Shumow and Harris, also Salzburg Media Academy faculty, were in the process of co-authoring a book regarding the concept of persistence and how pedagogies can contribute to persistent media engagement for social impact in a culture of transaction.
“For some, pessimism can be debilitating. For others, [it is] energizing, enlightening, and reflexive. I think pessimism shouldn’t be about solutions, …but perhaps it can lead others to some ideas of improvement. Moses was known and will continue to be known for his critical perspective- his optimistic perspective and his influence on each of us, and I appreciate that and I’m glad he left that mark. … I’m not confident he would ever come to my side at the optimist-pessimist table and I wouldn’t ask him to. I loved that tension between us, and I miss having that tension without Moses.”
— Robert (Ted) Gutsche, Jr.
A SCREENING OF SHUMOW’S DOCUMENTARY, Liberty Square: History, Power, and Race in Miami: In December 2015, Shumow was awarded a Restorative Narrative Fellowship from the journalism organization Images and Voices of Hope. The fellowship allowed him to pursue a project he had been hoping to produce for some time: a documentary film about the rich history and legacy of one of the country’s oldest public housing projects: Liberty Square, in the heart of Miami’s Liberty City.

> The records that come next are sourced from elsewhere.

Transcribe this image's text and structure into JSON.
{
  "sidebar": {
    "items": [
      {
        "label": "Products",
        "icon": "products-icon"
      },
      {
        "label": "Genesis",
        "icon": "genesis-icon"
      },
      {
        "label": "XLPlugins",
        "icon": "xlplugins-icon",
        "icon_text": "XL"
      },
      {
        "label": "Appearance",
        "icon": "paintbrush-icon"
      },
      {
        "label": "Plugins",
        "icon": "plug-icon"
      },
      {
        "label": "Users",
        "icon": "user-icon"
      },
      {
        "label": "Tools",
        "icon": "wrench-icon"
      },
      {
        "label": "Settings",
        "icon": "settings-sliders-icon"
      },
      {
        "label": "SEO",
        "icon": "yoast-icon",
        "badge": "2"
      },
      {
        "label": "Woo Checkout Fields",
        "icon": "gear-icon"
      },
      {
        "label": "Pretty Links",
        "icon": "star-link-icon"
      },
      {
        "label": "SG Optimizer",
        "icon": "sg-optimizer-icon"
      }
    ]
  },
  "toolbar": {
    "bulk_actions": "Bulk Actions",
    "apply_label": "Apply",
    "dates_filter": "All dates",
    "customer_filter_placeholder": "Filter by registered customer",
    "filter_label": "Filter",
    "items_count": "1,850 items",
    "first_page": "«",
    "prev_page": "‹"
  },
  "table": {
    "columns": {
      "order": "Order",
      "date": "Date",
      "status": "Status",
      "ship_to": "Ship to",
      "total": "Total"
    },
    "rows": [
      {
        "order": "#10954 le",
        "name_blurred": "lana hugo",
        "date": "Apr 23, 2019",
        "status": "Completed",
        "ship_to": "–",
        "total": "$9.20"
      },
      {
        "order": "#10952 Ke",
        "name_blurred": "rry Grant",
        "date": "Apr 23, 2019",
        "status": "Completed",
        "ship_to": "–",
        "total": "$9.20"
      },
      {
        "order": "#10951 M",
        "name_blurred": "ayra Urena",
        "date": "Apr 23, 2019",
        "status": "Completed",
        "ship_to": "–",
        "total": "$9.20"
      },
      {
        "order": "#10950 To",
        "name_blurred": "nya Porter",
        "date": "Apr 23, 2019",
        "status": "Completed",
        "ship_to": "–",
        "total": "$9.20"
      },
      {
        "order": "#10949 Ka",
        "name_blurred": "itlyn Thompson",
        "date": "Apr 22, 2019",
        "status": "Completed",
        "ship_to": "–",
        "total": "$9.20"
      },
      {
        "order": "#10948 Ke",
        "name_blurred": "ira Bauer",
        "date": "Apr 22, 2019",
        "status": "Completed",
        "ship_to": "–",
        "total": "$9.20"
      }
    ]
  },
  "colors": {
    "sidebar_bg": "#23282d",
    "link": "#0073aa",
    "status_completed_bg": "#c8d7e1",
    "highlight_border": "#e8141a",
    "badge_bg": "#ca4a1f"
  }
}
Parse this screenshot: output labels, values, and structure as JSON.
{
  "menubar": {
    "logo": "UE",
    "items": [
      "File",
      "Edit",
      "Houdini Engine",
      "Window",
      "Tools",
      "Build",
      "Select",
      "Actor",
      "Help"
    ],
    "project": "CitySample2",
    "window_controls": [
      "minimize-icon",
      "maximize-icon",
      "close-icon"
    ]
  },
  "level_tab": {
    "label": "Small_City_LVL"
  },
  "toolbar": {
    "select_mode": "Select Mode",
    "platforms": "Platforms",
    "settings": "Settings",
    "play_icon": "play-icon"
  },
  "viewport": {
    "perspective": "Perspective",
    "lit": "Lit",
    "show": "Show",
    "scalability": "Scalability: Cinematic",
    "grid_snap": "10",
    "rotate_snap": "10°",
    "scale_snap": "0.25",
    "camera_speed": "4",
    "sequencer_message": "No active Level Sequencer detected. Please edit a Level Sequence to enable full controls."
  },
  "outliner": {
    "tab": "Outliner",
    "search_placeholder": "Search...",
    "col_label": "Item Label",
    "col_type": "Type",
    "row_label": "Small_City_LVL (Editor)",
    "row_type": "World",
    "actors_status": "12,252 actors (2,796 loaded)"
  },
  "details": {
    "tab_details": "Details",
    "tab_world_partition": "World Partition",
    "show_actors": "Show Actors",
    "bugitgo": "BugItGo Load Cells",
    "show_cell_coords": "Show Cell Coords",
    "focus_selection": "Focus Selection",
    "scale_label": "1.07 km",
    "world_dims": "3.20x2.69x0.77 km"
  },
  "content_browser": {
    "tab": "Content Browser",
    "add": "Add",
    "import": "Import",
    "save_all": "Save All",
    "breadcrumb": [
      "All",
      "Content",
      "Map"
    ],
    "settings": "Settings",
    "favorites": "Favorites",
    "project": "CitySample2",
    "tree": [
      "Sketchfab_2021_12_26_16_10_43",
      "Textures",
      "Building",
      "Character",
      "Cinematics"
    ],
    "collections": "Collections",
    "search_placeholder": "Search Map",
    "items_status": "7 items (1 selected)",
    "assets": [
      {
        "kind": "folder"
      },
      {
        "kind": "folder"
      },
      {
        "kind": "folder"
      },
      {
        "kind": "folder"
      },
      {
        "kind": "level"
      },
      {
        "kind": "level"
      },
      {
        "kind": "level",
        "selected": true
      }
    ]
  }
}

“Moses had a specific passion for the power of film to change narratives, to bring narratives to communities whose narratives were not prioritized into light – so he believed in that power,” said Mihailidis
“[Moses], more than any of my other colleagues, began to show me what it looks like to take pedagogy out of the classroom and into communities you feel passionate about serving. I remember how passionate he was about [Liberty Square] and talking about developers trying to move people out… So you had people trying to move residents out after recognizing climate change is occurring, and now they’re taking back land from some of the most vulnerable people because they see the true value of the land. I had never, maybe to my own fault, thought about going through these public documents and participate in these meetings in a very persistent and consistent way. Moses walked it. Those of us who had seen his presentation couldn’t help but be moved – but he lived it. And that was the biggest impact he had on me.”
— Christopher Harris
THE FIRST TRANSFORMATIVE MEDIA LITERACY SCHOLAR AWARD was also introduced at the symposium. The purpose of the award is to recognize and provide opportunities for emerging teachers, scholar activists, and organic intellectuals to engage in transformative teaching and research practices, and learn leadership skills for impactful work in our current digital culture.
NOMINATE A YOUNG ACADEMIC OR GRADUATE STUDENT that is doing exceptional work at the intersection of journalism education, participatory media, media literacy, community activism and social justice.
Awardees will be granted participation at the Salzburg Academy on Media Global Change July 19 – August 5.
“Moses was a mighty man and he cast a big shadow, but he believed that we all have our own light, our own capacity to create change, and that it is our duty to make it manifest within our role — whether it be as a friend, a parent, a mentor, an educator, a student, a documentarian, or a storyteller… Moses poured himself into the work he believed in. And he’s kept alive, not only by the legacy of his efforts, but by the people who want to shift the window of discourse as he did.”